Breathing. I often make jokes to people about not forgetting to breath, but it is a real reminder that we can use our breath to help ourselves. Take a deep breath. Take three in a row. Pull your shoulders back, and tip your head up a bit. Roll your shoulders up – back – and down. Reach both hands up over your head and stretch. This simple routine can relieve stress and clear the mind. There are studies that seem to indicate practicing conscious breathing on a daily basis reduces stress and anxiety and changes the electrical activity in the brain. However, maybe it is the reverse – the electrical activity in the brain changes as you consciously decide to breath, open up your rib cage by pulling your shoulders back and tipping your head up a bit. Make the conscious decision to breath often and deeply.
The hardest part of losing weight is sticking with it long enough to lose the weight. Anyone can go a few days eating restricted calories and feeling like a success on the scale, but a few days will never be enough. In reality, it’s the long-term, continued and consistent process of making healthy food choices and eating smaller portions each and every day that will reduce a person’s girth. Social gatherings for things like birthdays, holidays and weddings can present an additional challenge. The people in your life might help, or might subconsciously sabotage your decision to lose weight. How? By doing things like making food that they know you will find hard to resist, or pouting when you won’t eat something they wanted to see you gleefully consume. For this situation, you have to figure out ahead of time what might happen,
and make a plan for how to react and then stick to that plan.
Let me end with some words of encouragement for women in the weight control battle. I have an old book, purchased in 1978, called “A Woman Doctor’s Diet for Women”, by Dr.
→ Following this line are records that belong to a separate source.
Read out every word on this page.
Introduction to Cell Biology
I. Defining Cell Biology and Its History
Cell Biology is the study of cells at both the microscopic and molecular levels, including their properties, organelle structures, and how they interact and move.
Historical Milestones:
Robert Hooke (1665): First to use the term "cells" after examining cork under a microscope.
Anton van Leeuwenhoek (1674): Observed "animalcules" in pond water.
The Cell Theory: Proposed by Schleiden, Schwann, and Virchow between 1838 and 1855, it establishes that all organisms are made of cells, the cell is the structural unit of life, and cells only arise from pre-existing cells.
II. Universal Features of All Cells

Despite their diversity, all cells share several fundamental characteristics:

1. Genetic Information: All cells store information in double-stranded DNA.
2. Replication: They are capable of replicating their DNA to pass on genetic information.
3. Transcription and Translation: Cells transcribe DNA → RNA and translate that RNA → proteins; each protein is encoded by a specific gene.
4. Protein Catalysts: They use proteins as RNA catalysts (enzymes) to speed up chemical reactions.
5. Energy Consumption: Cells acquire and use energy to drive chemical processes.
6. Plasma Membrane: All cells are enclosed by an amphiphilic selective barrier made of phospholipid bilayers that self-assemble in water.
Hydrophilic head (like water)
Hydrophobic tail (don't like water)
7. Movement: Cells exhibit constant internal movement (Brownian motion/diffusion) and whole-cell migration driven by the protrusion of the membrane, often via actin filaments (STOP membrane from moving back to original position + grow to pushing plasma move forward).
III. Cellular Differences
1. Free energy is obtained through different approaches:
Barbara Edelstein, MD. In a beginning chapter, the weight loss battles of
women are compared to those of men. “Almost any man can lose all the weight he needs to by giving up desserts, cutting down on bread and potatoes and not eating between meals.” “Comparing male and female weight loss is like comparing apples and oranges; they are both fruit, but there the similarity ends… Men lose weight almost twice as fast, and burn calories twice as fast for the same amount of exertion. The reason is that a woman’s body is naturally composed of a higher proportion of fat to muscle tissue than a man’s body, and muscle mass burns five more calories per pound to maintain itself than fat or connective tissue.” “This is a fundamental truth of biology.” Women burn from 10-15 calories per pound of body weight where men burn from 17 to 20 doing the same thing, yet our appetites are identical.” [In fact, women’s stomachs are larger than men’s stomachs. Probably to help women eat more in the days when they were either pregnant or breast feeding a baby.]
One more difference mentioned in this book is that the same female hormones that give them beautiful skin, good bones, and protect against heart attacks are the same ones that make it easier to convert food into fat. Estrogens and progesterone are naturally fat-producing and fat-hoarding hormones. Androgen, the male hormone, is more able to convert food into energy and break down fat and make energy. “More calories are needed to sustain large muscle mass in a male than to sustain fat in a female. Men are usually heavier and taller than women, but even the smallest man has more muscle per unit of weight than the largest woman.”
I have dieted and watched what I eat since I was ten years old. Every day, every meal, every snack it’s on my mind. I might escape it on a vacation or at a party, but then I have to get right back on it to get it off as quickly as I can. It’s a lot easier to lose five pounds than ten, ten than twenty. I encourage you to find a way to stay at a healthy weight. Use your brain and your brawn!